“The Jan. 10 special election…could make Virginia's legislature the unlikely center of the political universe”
Richmond, VA – A recent article in AXIOS highlighted the fact that because of Virginia’s Senate Democrats slim majority, the January 10th special election to fill Senate District 7 very well could decide the fate of reproductive rights in Virginia.
Aaron Rouse, the Democratic nominee, has always been a staunch defender of reproductive rights and will continue to fiercely protect access to abortion care in the Senate. In a press conference this past Tuesday, Aaron Rouse announced the crucial endorsements of Planned Parenthood,Roe Your Vote Virginia and the Virginia Chapter of the National Organization of Women.

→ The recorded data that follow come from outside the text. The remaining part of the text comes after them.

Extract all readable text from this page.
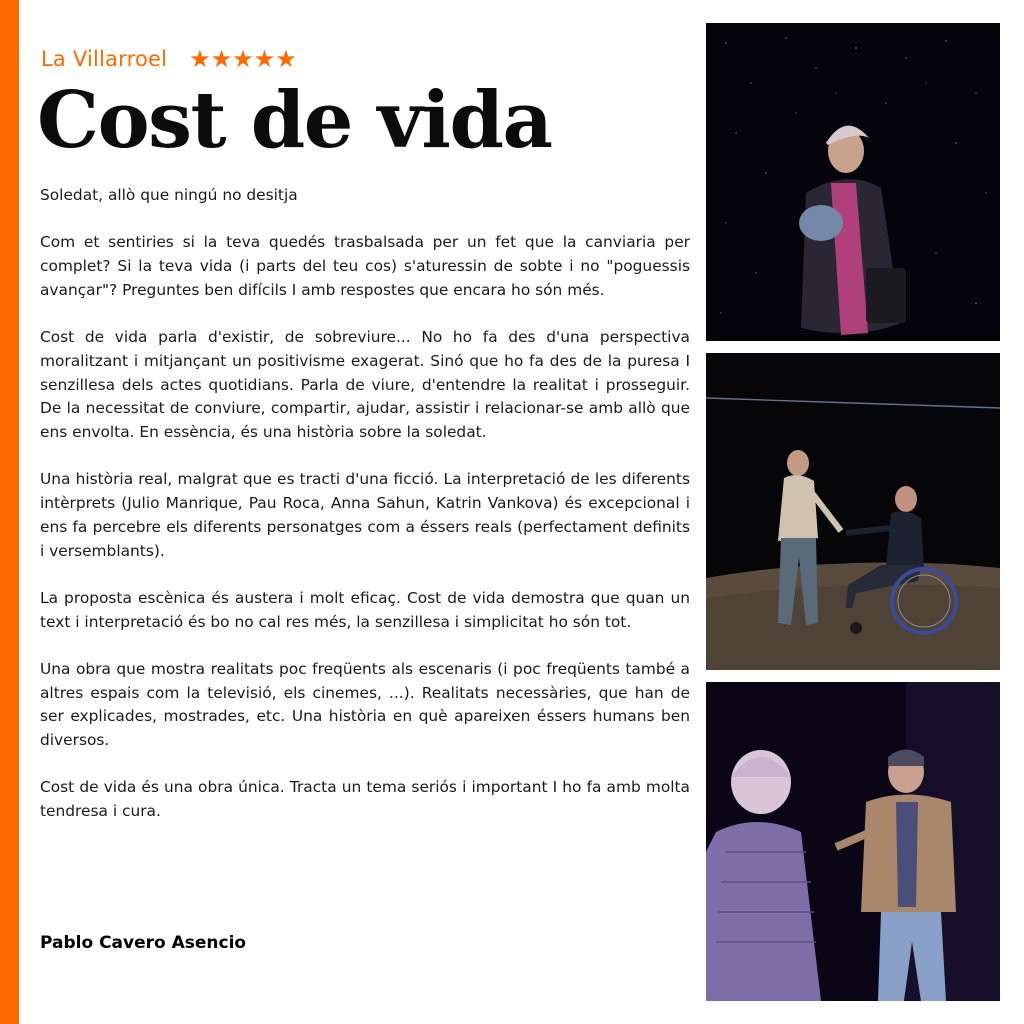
La Villarroel ★★★★★
Cost de vida

Soledat, allò que ningú no desitja

Com et sentiries si la teva quedés trasbalsada per un fet que la canviaria per complet? Si la teva vida (i parts del teu cos) s'aturessin de sobte i no "poguessis avançar"? Preguntes ben difícils I amb respostes que encara ho són més.

Cost de vida parla d'existir, de sobreviure... No ho fa des d'una perspectiva moralitzant i mitjançant un positivisme exagerat. Sinó que ho fa des de la puresa I senzillesa dels actes quotidians. Parla de viure, d'entendre la realitat i prosseguir. De la necessitat de conviure, compartir, ajudar, assistir i relacionar-se amb allò que ens envolta. En essència, és una història sobre la soledat.

Una història real, malgrat que es tracti d'una ficció. La interpretació de les diferents intèrprets (Julio Manrique, Pau Roca, Anna Sahun, Katrin Vankova) és excepcional i ens fa percebre els diferents personatges com a éssers reals (perfectament definits i versemblants).

La proposta escènica és austera i molt eficaç. Cost de vida demostra que quan un text i interpretació és bo no cal res més, la senzillesa i simplicitat ho són tot.

Una obra que mostra realitats poc freqüents als escenaris (i poc freqüents també a altres espais com la televisió, els cinemes, ...). Realitats necessàries, que han de ser explicades, mostrades, etc. Una història en què apareixen éssers humans ben diversos.

Cost de vida és una obra única. Tracta un tema seriós i important I ho fa amb molta tendresa i cura.

Pablo Cavero Asencio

His opponent, Kevin Adams, is an anti-abortion extremist in lockstep with the most far-right factions of the Republican party. On his website, Adams made it clear that he is 100% anti-abortion and would support an abortion ban that would send women and doctors to prison if elected to Virginia’s Senate.
By Alexi McCammond
Virginia Democrats are growing worried that an upcoming special election for state Senate could turn Virginia into an abortion battleground and boost Gov. Glenn Youngkin's conservative credentials ahead of a possible presidential bid.
What's happening: Democrats hold only a three-seat majority in the state Senate — one of which is occupied by an anti-abortion rights Democrat. The Jan. 10 special election for the seat left open after GOP state Sen. Jen Kiggans' election to Congress could make Virginia's legislature the unlikely center of the political universe to begin the year.
Battle lines: Democrat Aaron Rouse, who's running in the special election, told Axios his race "cannot be more important to making sure we don’t roll back the hands of time for women."
- Jamie Lockhart, executive director of Planned Parenthood Advocates of Virginia, told Axios the race is a top priority. "If we lose then, there is some risk during session that [an abortion bill] could get to the governor’s desk," she said.
- SBA Pro-Life America, an influential anti-abortion group, considers it a key race too. The group told Axios it will be heavily engaged in the election and with Gov. Youngkin to craft anti-abortion rights legislation that could pass the chamber.
Reality check: Partisan control of the chambers won't change after the state special election, making it difficult for the GOP to get anti-abortion legislation on the floor. But Dems say it's a must-win seat to pad their margins and neutralize the outsized power of anti-abortion Democratic state Sen. Joe Morrissey.
The intrigue: Morrissey himself is running in another special election — this one to fill the deep-blue congressional seat vacated by the death of Rep. Donald McEachin (D-Va.) last month.
- Morrissey is appealing to Republicans for support in the Dec. 20 primary, which will likely decide who wins in the Feb. 21 special election.
- The favorite in the race is state Sen. Jennifer McClellan, who is staunchly pro-abortion rights — underscoring how the issue has become a dominant theme in both the federal and state special elections.
Between the lines: With former President Trump's iron grip on the GOP beginning to weaken, Youngkin is viewed as a potential 2024 Republican contender. A chance to restrict abortion rights in Virginia could pay massive dividends in a GOP primary.
- "I do worry he will try everything he can to stand out to an extremely conservative, anti-abortion base," Lockhart told Axios, pointing to other base-friendly steps he's taken, such as restricting the rights of trans students.
- SBA Pro-Life America President Marjorie Dannenfelser has maintained that abortion will be a deciding factor in the 2024 primary: "If there’s one presidential candidate that says this is a states issue, they won’t win."